Researchers security they discovered a new one Point-of-Sale (PoS) malware targeting Appliances used by "hundreds of thousands" organizations at industry of hospitality services (hotels etc). The new malware was named ModPipe and it is one backdoor that can collect sensitive information from PoS devices running the Oracle Micros Restaurant Enterprise Series (RES) 3700. It is a management software that is very popular in the United States.
According to Oracle, the RES 3700 is "the most popular restaurant management software in the industry today". The software suite manages PoS, reward programs for the most "loyal customers", reports, stocks, ads / promotions and mobile payments.
Security researchers ESET stated that ModPipe malware operators are probably familiar with this software as well malware contains one custom algorithm designed for code collection access databases RES 3700 POS.
Alternatively, the attackers may stole the software and did reverse-engineering after a violation data, which took place in 2016 at Oracle PoS.
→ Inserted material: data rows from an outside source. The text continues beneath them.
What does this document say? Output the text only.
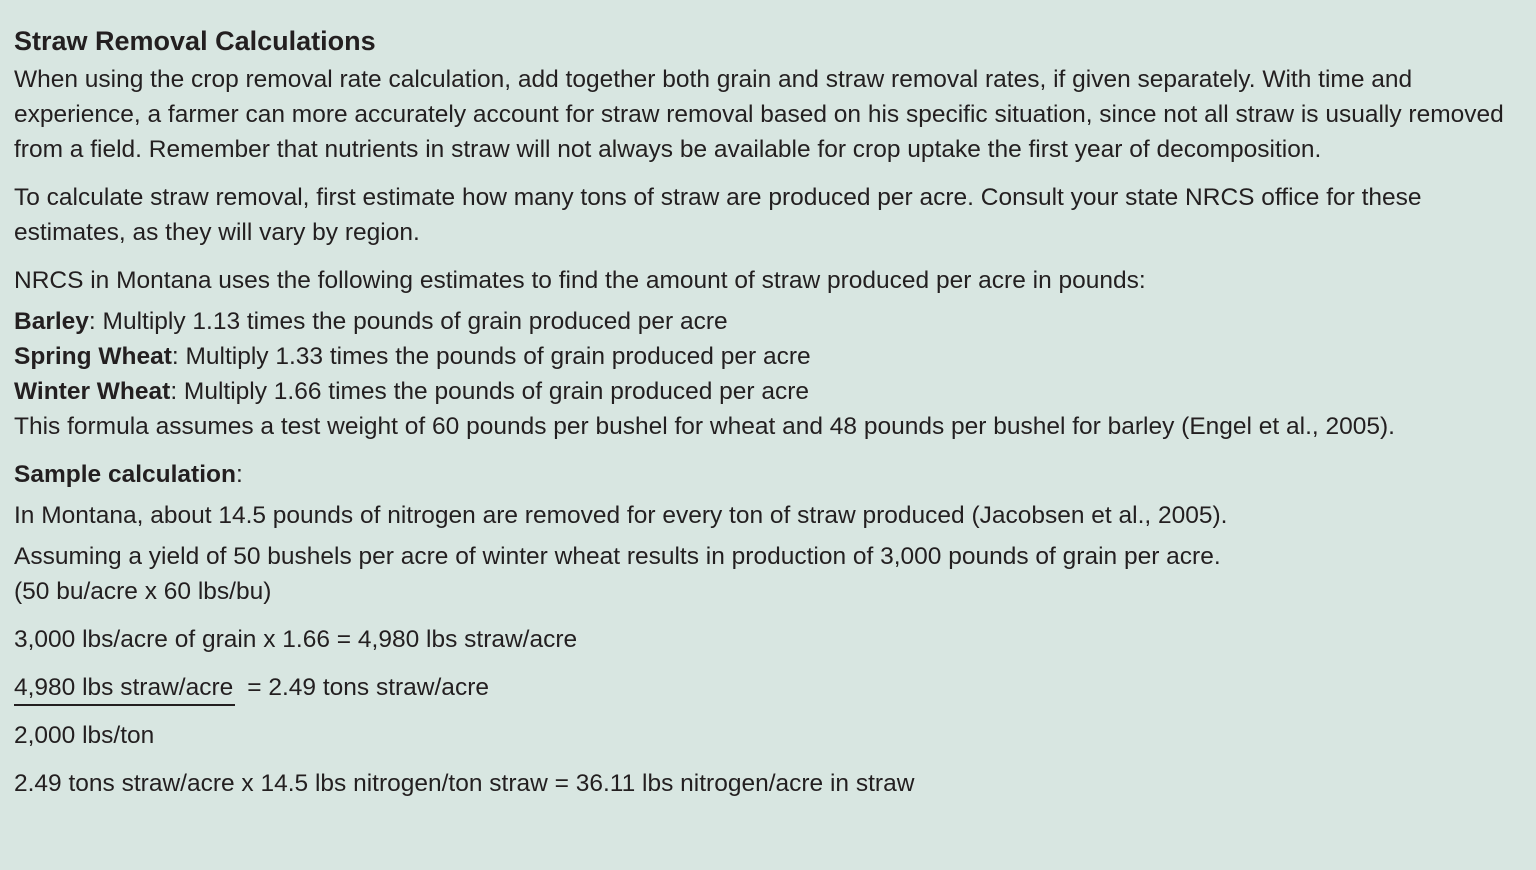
Straw Removal Calculations

When using the crop removal rate calculation, add together both grain and straw removal rates, if given separately. With time and experience, a farmer can more accurately account for straw removal based on his specific situation, since not all straw is usually removed from a field. Remember that nutrients in straw will not always be available for crop uptake the first year of decomposition.

To calculate straw removal, first estimate how many tons of straw are produced per acre. Consult your state NRCS office for these estimates, as they will vary by region.

NRCS in Montana uses the following estimates to find the amount of straw produced per acre in pounds:

Barley: Multiply 1.13 times the pounds of grain produced per acre

Spring Wheat: Multiply 1.33 times the pounds of grain produced per acre

Winter Wheat: Multiply 1.66 times the pounds of grain produced per acre

This formula assumes a test weight of 60 pounds per bushel for wheat and 48 pounds per bushel for barley (Engel et al., 2005).

Sample calculation:

In Montana, about 14.5 pounds of nitrogen are removed for every ton of straw produced (Jacobsen et al., 2005).

Assuming a yield of 50 bushels per acre of winter wheat results in production of 3,000 pounds of grain per acre.

(50 bu/acre x 60 lbs/bu)

3,000 lbs/acre of grain x 1.66 = 4,980 lbs straw/acre

4,980 lbs straw/acre = 2.49 tons straw/acre

2,000 lbs/ton

2.49 tons straw/acre x 14.5 lbs nitrogen/ton straw = 36.11 lbs nitrogen/acre in straw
ESET researchers say ModPipe has just been launched malware on a PoS device, acquires access to the contents of the database (system configuration, status tables and some PoS data related to transactions). However, malware (in its basic form) probably can not steal credit card numbers (nor see their expiration date).
This sensitive information is protected by encryption standards applied by RES 3700. Therefore, the only card data affected are the holders' names.
The ModPipe malware consists of one 32/64-bit dropper, one loader and the main payload which creates a "pipe" used to connect to other malicious modules, while also allowing communication between malware and a C2.
ModPipe can also download additional malicious modules from the command-and-control (C2) server of the attacker.
ESET has discovered some of these modules:
- GetMicInfo: contains the custom algorithm and monitors and decrypts database passwords.
- ModScan 2.20: collects PoS information by scanning IP addresses.
- ProcList: monitors current processes
Most PoS malware attempts to gain access to data of guest or customer payment cards, as this is the most valuable information that a PoS device will process. Therefore, there must be a module to decrypt this data. ESET says such a module may exist but has not yet been found.
Researchers have not yet figured out how malware is distributed. However, most infections have been detected on USA.